Aqui está a reviravolta surpreendente que o estudo descobriu: embora os homens no Japão geralmente carreguem mais peso do que as mulheres na maioria das faixas etárias, a história muda completamente assim que as pessoas atingem os 60 ou 70 anos. No grupo de 70–74 anos, o "fardo do peso" era, na verdade, mais pesado para as mulheres. Cerca de 2,87% das mulheres nesta faixa etária eram severamente obesas, comparadas a apenas 2,26% dos homens. Ao observar todo o grupo de pessoas com 60 anos ou mais, as mulheres tinham maior probabilidade de serem severamente obesas (0,33% a 0,60%) do que os homens (0,16% a 0,51%).
Mas a verdadeira magia não é apenas sobre quem carrega o peso; é sobre como esse peso afeta o motor do veículo. Os pesquisadores verificaram o "painel de controle" de saúde desses indivíduos severamente obesos, observando coisas como a circunferência da cintura, pressão arterial, colesterol e se estavam tomando medicação para pressão alta, diabetes ou doenças cardíacas. Eles descobriram que, embora as mulheres japonesas mais velhas estivessem carregando esse peso severo, seus motores estavam surpreendentemente menos tensionados do que os dos homens. Homens com obesidade severa apresentaram taxas significativamente mais altas de pressão alta, diabetes e doenças cardíacas, e eram muito mais propensos a tomar medicamentos para esses problemas. Por exemplo, na faixa etária de 70–74 anos, 84,4% dos homens com obesidade severa usavam medicação para pressão arterial, em comparação com 81,9% das mulheres, e 39% dos homens usavam medicação para diabetes contra 27,6% das mulheres.
Os autores sugerem que isso aponta para um fenômeno único: a obesidade severa com menos comorbidades (menos falhas no motor) é mais comum em mulheres japonesas mais velhas do que em homens japoneses mais velhos. É como se essas mulheres estivessem dirigindo um caminhão carregado de pedregulhos pesados, mas seu motor estivesse funcionando suavemente com menos soluços e falhas do que os homens dirigindo caminhões mais leves. O estudo observa que isso pode ajudar a explicar por que as mulheres japonesas têm a maior expectativa de vida do mundo, mesmo que se tornem mais pesadas em seus anos tardios.
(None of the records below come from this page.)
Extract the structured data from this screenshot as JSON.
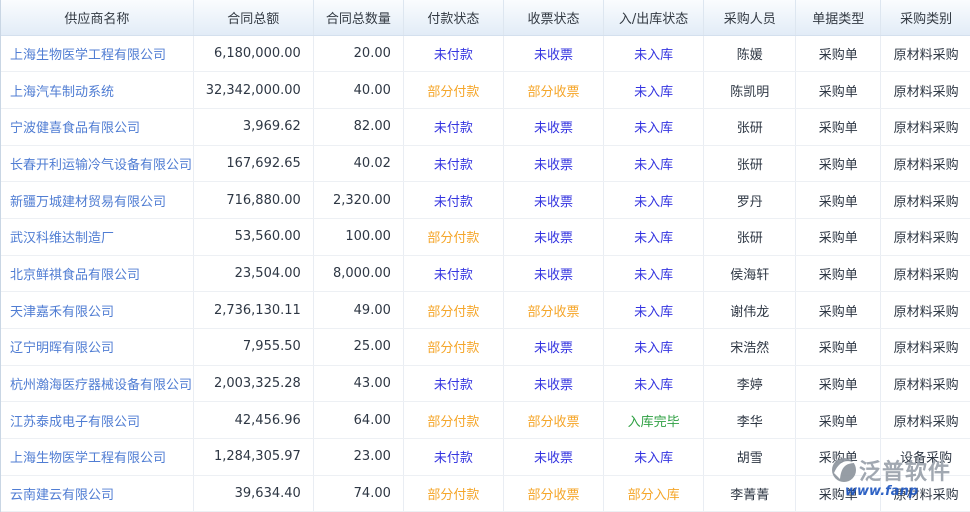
{
  "table": {
    "columns": [
      {
        "key": "supplier",
        "label": "供应商名称"
      },
      {
        "key": "total_amount",
        "label": "合同总额"
      },
      {
        "key": "total_qty",
        "label": "合同总数量"
      },
      {
        "key": "pay_status",
        "label": "付款状态"
      },
      {
        "key": "invoice_status",
        "label": "收票状态"
      },
      {
        "key": "stock_status",
        "label": "入/出库状态"
      },
      {
        "key": "buyer",
        "label": "采购人员"
      },
      {
        "key": "doc_type",
        "label": "单据类型"
      },
      {
        "key": "purchase_category",
        "label": "采购类别"
      }
    ],
    "rows": [
      {
        "supplier": "上海生物医学工程有限公司",
        "total_amount": "6,180,000.00",
        "total_qty": "20.00",
        "pay_status": "未付款",
        "invoice_status": "未收票",
        "stock_status": "未入库",
        "buyer": "陈媛",
        "doc_type": "采购单",
        "purchase_category": "原材料采购"
      },
      {
        "supplier": "上海汽车制动系统",
        "total_amount": "32,342,000.00",
        "total_qty": "40.00",
        "pay_status": "部分付款",
        "invoice_status": "部分收票",
        "stock_status": "未入库",
        "buyer": "陈凯明",
        "doc_type": "采购单",
        "purchase_category": "原材料采购"
      },
      {
        "supplier": "宁波健喜食品有限公司",
        "total_amount": "3,969.62",
        "total_qty": "82.00",
        "pay_status": "未付款",
        "invoice_status": "未收票",
        "stock_status": "未入库",
        "buyer": "张研",
        "doc_type": "采购单",
        "purchase_category": "原材料采购"
      },
      {
        "supplier": "长春开利运输冷气设备有限公司",
        "total_amount": "167,692.65",
        "total_qty": "40.02",
        "pay_status": "未付款",
        "invoice_status": "未收票",
        "stock_status": "未入库",
        "buyer": "张研",
        "doc_type": "采购单",
        "purchase_category": "原材料采购"
      },
      {
        "supplier": "新疆万城建材贸易有限公司",
        "total_amount": "716,880.00",
        "total_qty": "2,320.00",
        "pay_status": "未付款",
        "invoice_status": "未收票",
        "stock_status": "未入库",
        "buyer": "罗丹",
        "doc_type": "采购单",
        "purchase_category": "原材料采购"
      },
      {
        "supplier": "武汉科维达制造厂",
        "total_amount": "53,560.00",
        "total_qty": "100.00",
        "pay_status": "部分付款",
        "invoice_status": "未收票",
        "stock_status": "未入库",
        "buyer": "张研",
        "doc_type": "采购单",
        "purchase_category": "原材料采购"
      },
      {
        "supplier": "北京鲜祺食品有限公司",
        "total_amount": "23,504.00",
        "total_qty": "8,000.00",
        "pay_status": "未付款",
        "invoice_status": "未收票",
        "stock_status": "未入库",
        "buyer": "侯海轩",
        "doc_type": "采购单",
        "purchase_category": "原材料采购"
      },
      {
        "supplier": "天津嘉禾有限公司",
        "total_amount": "2,736,130.11",
        "total_qty": "49.00",
        "pay_status": "部分付款",
        "invoice_status": "部分收票",
        "stock_status": "未入库",
        "buyer": "谢伟龙",
        "doc_type": "采购单",
        "purchase_category": "原材料采购"
      },
      {
        "supplier": "辽宁明晖有限公司",
        "total_amount": "7,955.50",
        "total_qty": "25.00",
        "pay_status": "部分付款",
        "invoice_status": "未收票",
        "stock_status": "未入库",
        "buyer": "宋浩然",
        "doc_type": "采购单",
        "purchase_category": "原材料采购"
      },
      {
        "supplier": "杭州瀚海医疗器械设备有限公司",
        "total_amount": "2,003,325.28",
        "total_qty": "43.00",
        "pay_status": "未付款",
        "invoice_status": "未收票",
        "stock_status": "未入库",
        "buyer": "李婷",
        "doc_type": "采购单",
        "purchase_category": "原材料采购"
      },
      {
        "supplier": "江苏泰成电子有限公司",
        "total_amount": "42,456.96",
        "total_qty": "64.00",
        "pay_status": "部分付款",
        "invoice_status": "部分收票",
        "stock_status": "入库完毕",
        "buyer": "李华",
        "doc_type": "采购单",
        "purchase_category": "原材料采购"
      },
      {
        "supplier": "上海生物医学工程有限公司",
        "total_amount": "1,284,305.97",
        "total_qty": "23.00",
        "pay_status": "未付款",
        "invoice_status": "未收票",
        "stock_status": "未入库",
        "buyer": "胡雪",
        "doc_type": "采购单",
        "purchase_category": "设备采购"
      },
      {
        "supplier": "云南建云有限公司",
        "total_amount": "39,634.40",
        "total_qty": "74.00",
        "pay_status": "部分付款",
        "invoice_status": "部分收票",
        "stock_status": "部分入库",
        "buyer": "李菁菁",
        "doc_type": "采购单",
        "purchase_category": "原材料采购"
      }
    ]
  },
  "status_colors": {
    "未付款": "#3535e0",
    "未收票": "#3535e0",
    "未入库": "#3535e0",
    "部分付款": "#f5a62a",
    "部分收票": "#f5a62a",
    "部分入库": "#f5a62a",
    "入库完毕": "#2fa043"
  },
  "colors": {
    "link_blue": "#507dd3",
    "header_bg_top": "#fafcfe",
    "header_bg_bottom": "#e2ecf7",
    "text_dark": "#2e3744"
  },
  "watermark": {
    "brand": "泛普软件",
    "url_visible": "www.fanp"
  }
}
No entanto, os pesquisadores são cuidadosos ao dizer que isso é uma observação baseada em dados até os 74 anos de idade; eles não tinham dados para pessoas de 75 anos ou mais, que podem enfrentar desafios de saúde diferentes. Portanto, embora os dados sugiram um padrão fascinante de envelhecimento "pesado, mas saudável" para as mulheres no Japão, isso é uma pista, e não um mistério totalmente resolvido para toda a população.